News Release [printer friendly page]
December 13, 2005

Food, Faith and a Message
DEA’s Volunteer of the Year Making an Impact in the Community

photo - caption below
DEA Administrator Karen P. Tandy (left) congratulates Sylvia Smith (right) on being named the organization's Volunteer of the Year.

Sylvia Smith owns a catering business, graduated from a top-notch culinary school and can create a seafood dish that would make you beg for a third and fourth helping. However, the one food that brings more enjoyment into her life is not something you would find in a four-star restaurant - unless of course you were looking at their children’s menu. Above all else, Sylvia likes to serve hot dogs, not because of the finite detail involved with their preparation, but because of the recipients and messages that come with them.

To explain, for the past 17 years, Sylvia Smith has been organizing drug-free seminars for at-risk kids throughout Washington D.C. With the support of her church, Metropolitan Wesley Zion Church, and employer, the Drug Enforcement Administration, Sylvia’s drug-free seminars have reached hundreds of kids who are exposed to the deadly consequences of illicit drugs everyday. For her efforts, the Drug Enforcement Administration recently recognized Sylvia as their Volunteer of the Year.

Sylvia has been with the DEA for over eighteen years and currently serves as a legal instruments examiner in the agency’s Diversion Control office. She is responsible for registering clients who are legally able to distribute or use controlled substances. In an average year, her office processes over 50,000 new registrants and re-registers over 300,000 licenses.

“Here at work, I get to learn a lot. DEA has definitely opened a lot of doors for me, both personally and professionally,” said Smith.

“Sylvia’s creativity and passion have made a significant impact in the lives of children all across this region. Kids have chosen a path free of drugs because of her efforts,” said Catherine Harnett, Chief of DEA’s Demand Reduction Office.

When she is not at DEA, Sylvia can probably be spotted cooking in the kitchen at her church.
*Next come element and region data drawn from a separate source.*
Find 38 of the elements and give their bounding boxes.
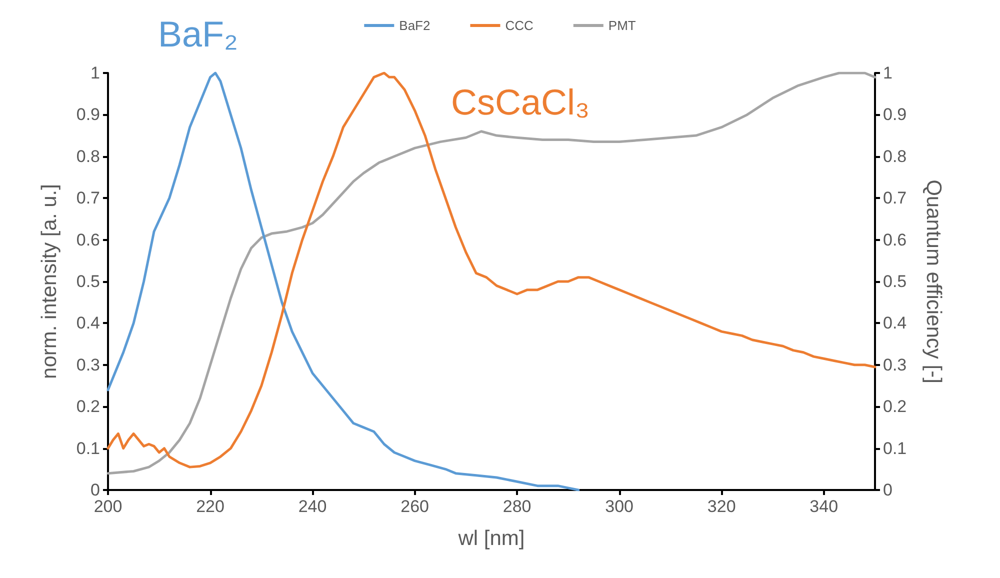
legend-label: CCC [505,18,534,33]
y2-tick-label: 1 [883,64,892,82]
y-tick-label: 0.5 [76,272,100,291]
text: BaF₂ [158,14,238,54]
y2-tick-label: 0.3 [883,355,907,374]
x-tick-label: 220 [196,497,224,516]
y-tick-label: 0.8 [76,146,100,166]
y-tick-label: 0.3 [76,355,100,374]
x-tick-label: 240 [298,497,327,516]
y-tick-label: 0 [90,480,100,500]
y2-tick-label: 0.7 [883,188,907,208]
x-tick-label: 260 [400,497,429,516]
y2-tick-label: 0.5 [883,272,907,291]
x-tick-label: 300 [605,497,634,516]
x-tick-label: 200 [94,497,122,516]
y-tick-label: 0.1 [76,438,100,458]
y-tick-label: 0.9 [76,105,100,124]
x-tick-label: 280 [502,497,532,516]
y2-tick-label: 0.8 [883,146,907,166]
y2-tick-label: 0.1 [883,438,907,458]
x-tick-label: 340 [810,497,838,516]
annotation: CsCaCl₃ [451,82,590,122]
y-tick-label: 0.2 [76,397,100,416]
y2-tick-label: 0.6 [883,230,907,250]
y-tick-label: 0.7 [76,188,100,208]
legend-label: BaF2 [399,18,430,33]
y-tick-label: 1 [90,64,100,82]
y-axis-title: norm. intensity [a. u.] [38,184,61,379]
y-tick-label: 0.4 [76,314,100,333]
x-axis-title: wl [nm] [457,527,525,550]
y2-tick-label: 0 [883,480,892,500]
legend-label: PMT [608,18,636,33]
y2-tick-label: 0.2 [883,397,907,416]
y2-tick-label: 0.4 [883,314,907,333]
y2-tick-label: 0.9 [883,105,907,124]
y-tick-label: 0.6 [76,230,100,250]
y2-axis-title: Quantum efficiency [-] [922,180,945,384]
x-tick-label: 320 [707,497,736,516]
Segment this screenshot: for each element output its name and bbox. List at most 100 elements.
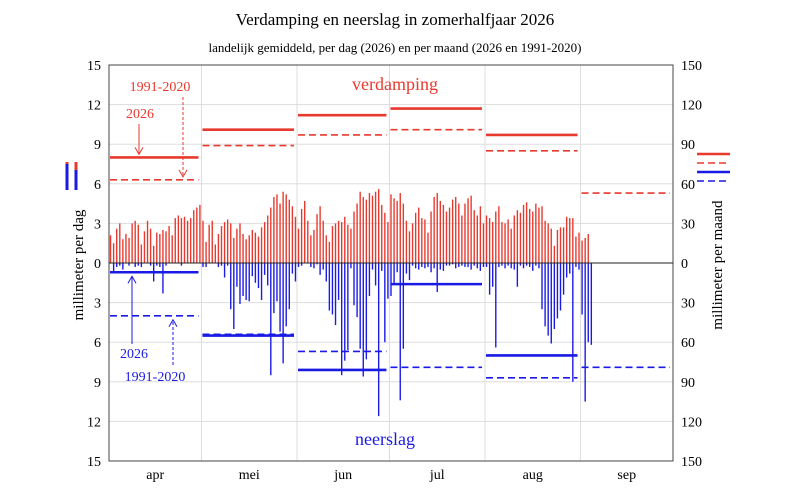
evaporation-bar [177, 215, 180, 263]
precipitation-bar [485, 263, 488, 267]
tick-label-left: 6 [94, 336, 101, 351]
precipitation-bar [162, 263, 164, 294]
precipitation-bar [387, 263, 389, 299]
precipitation-bar [405, 263, 408, 274]
precipitation-bar [377, 263, 380, 417]
precipitation-bar [340, 263, 343, 376]
evaporation-bar [183, 216, 186, 263]
evaporation-bar [553, 245, 556, 263]
evaporation-bar [331, 226, 334, 263]
evaporation-bar [325, 235, 327, 263]
month-label-jul: jul [429, 468, 445, 483]
evaporation-bar [424, 219, 426, 263]
tick-label-left: 15 [87, 455, 101, 470]
evaporation-bar [433, 197, 435, 263]
evaporation-bar [377, 189, 380, 263]
evaporation-bar [464, 203, 466, 263]
monthly-lines [110, 107, 670, 379]
precipitation-bar [257, 263, 260, 289]
precipitation-bar [436, 263, 438, 293]
precipitation-bar [445, 263, 448, 266]
tick-label-right: 60 [681, 178, 695, 193]
tick-label-right: 0 [681, 257, 688, 272]
evaporation-bar [128, 237, 130, 263]
evaporation-bar [393, 198, 395, 263]
precipitation-bar [550, 263, 552, 344]
precipitation-bar [322, 263, 324, 270]
tick-label-right: 90 [681, 138, 695, 153]
precipitation-bar [297, 263, 300, 267]
chart-title: Verdamping en neerslag in zomerhalfjaar … [236, 10, 555, 29]
precipitation-bar [455, 263, 457, 269]
evaporation-bar [146, 220, 149, 263]
evaporation-bar [251, 230, 254, 263]
evaporation-bar [408, 231, 411, 263]
precipitation-bar [467, 263, 469, 267]
evaporation-bar [347, 224, 349, 263]
precipitation-bar [390, 263, 392, 296]
evaporation-bar [226, 219, 229, 263]
precipitation-bar [288, 263, 290, 310]
precipitation-bar [479, 263, 482, 271]
precipitation-bar [587, 263, 589, 343]
precipitation-bar [384, 263, 386, 343]
evaporation-bar [313, 230, 315, 263]
precipitation-bar [365, 263, 368, 360]
label-neerslag: neerslag [355, 429, 415, 449]
precipitation-bar [116, 263, 118, 267]
month-label-sep: sep [617, 468, 636, 483]
precipitation-bar [149, 263, 152, 266]
evaporation-bar [458, 203, 460, 263]
evaporation-bar [399, 193, 401, 263]
precipitation-bar [248, 263, 250, 302]
precipitation-bar [424, 263, 426, 269]
arrow-prec-norm-head [168, 318, 178, 328]
evaporation-bar [451, 199, 454, 263]
precipitation-bar [482, 263, 485, 267]
evaporation-bar [242, 233, 244, 263]
evaporation-bar [368, 193, 371, 263]
evaporation-bar [334, 223, 337, 263]
evaporation-bar [273, 197, 275, 263]
evaporation-bar [544, 220, 546, 263]
evaporation-bar [427, 232, 429, 263]
precipitation-bar [220, 263, 223, 266]
evaporation-bar [282, 191, 284, 263]
evaporation-bar [205, 241, 207, 263]
evaporation-bar [445, 211, 448, 263]
evaporation-bar [260, 227, 263, 263]
evaporation-bar [359, 191, 361, 263]
tick-label-right: 30 [681, 217, 695, 232]
evaporation-bar [510, 228, 512, 263]
evaporation-bar [140, 244, 143, 263]
evaporation-bar [411, 223, 414, 263]
precipitation-bar [541, 263, 543, 310]
evaporation-bar [436, 193, 438, 263]
evaporation-bar [276, 194, 278, 263]
precipitation-bar [294, 263, 297, 282]
evaporation-bar [152, 245, 155, 263]
legend-symbols [65, 152, 730, 190]
precipitation-bar [350, 263, 352, 269]
evaporation-bar [122, 239, 124, 263]
evaporation-bar [374, 191, 377, 263]
precipitation-bar [356, 263, 358, 318]
tick-label-right: 120 [681, 415, 702, 430]
evaporation-bar [285, 194, 287, 263]
precipitation-bar [442, 263, 445, 271]
evaporation-bar [119, 223, 121, 263]
evaporation-bar [390, 194, 392, 263]
precipitation-bar [263, 263, 266, 275]
precipitation-bar [504, 263, 506, 269]
precipitation-bar [498, 263, 500, 267]
evaporation-bar [550, 228, 552, 263]
tick-label-right: 120 [681, 99, 702, 114]
tick-label-right: 150 [681, 455, 702, 470]
precipitation-bar [137, 263, 139, 266]
evaporation-bar [387, 222, 389, 263]
evaporation-bar [116, 228, 118, 263]
evaporation-bar [522, 204, 525, 263]
label-prec-norm: 1991-2020 [125, 370, 186, 385]
label-evap-norm: 1991-2020 [130, 80, 191, 95]
evaporation-bar [405, 220, 408, 263]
It is in this kitchen that Sylvia is able to add a key ingredient to the highly-successful drug-free seminars she organizes for kids in her community. However, at first, her idea to combine food and a drug-free message did not go over too well.

“I found out through trial and error that when you serve the food first, people would eat and leave. So I decided to start with snacks. I am famous for making large snack baskets,” said Smith.

“Kids love food, especially when it is free. They start nibbling on the snacks and more importantly, they start listening and absorbing the information. Food has magnetic powers,” Smith continued.

The seminars come in two different sizes, large and small. The larger gatherings involve multiple community organizations and have attracted well over 200 teenagers. The smaller sessions, which occur about three times a year, reach about 50 kids according to Smith.

“The average person would have been afraid to give any kind of drug seminars near our church. There is a lot a drug activity and even murders around there. If it wasn’t for my faith, I wouldn’t have been able to pull this off.”

According to the church’s pastor, Dr. Lewis M. Anthony, it was important for the ministry to reach out to its neighbors in a responsible way.

“We wanted to let our community know that people in law enforcement are our friends, not our enemies,” said Anthony. “Sylvia has helped us do that. She is a treasure who has touched the lives of many people in generous ways.”

“It is up to us to make the communities we live in better,” said Smith.

In her spare time, Sylvia Smith is teaching kids how to cook because it keeps her students focused on maintaining a healthy lifestyle – a lifestyle that will never include drugs.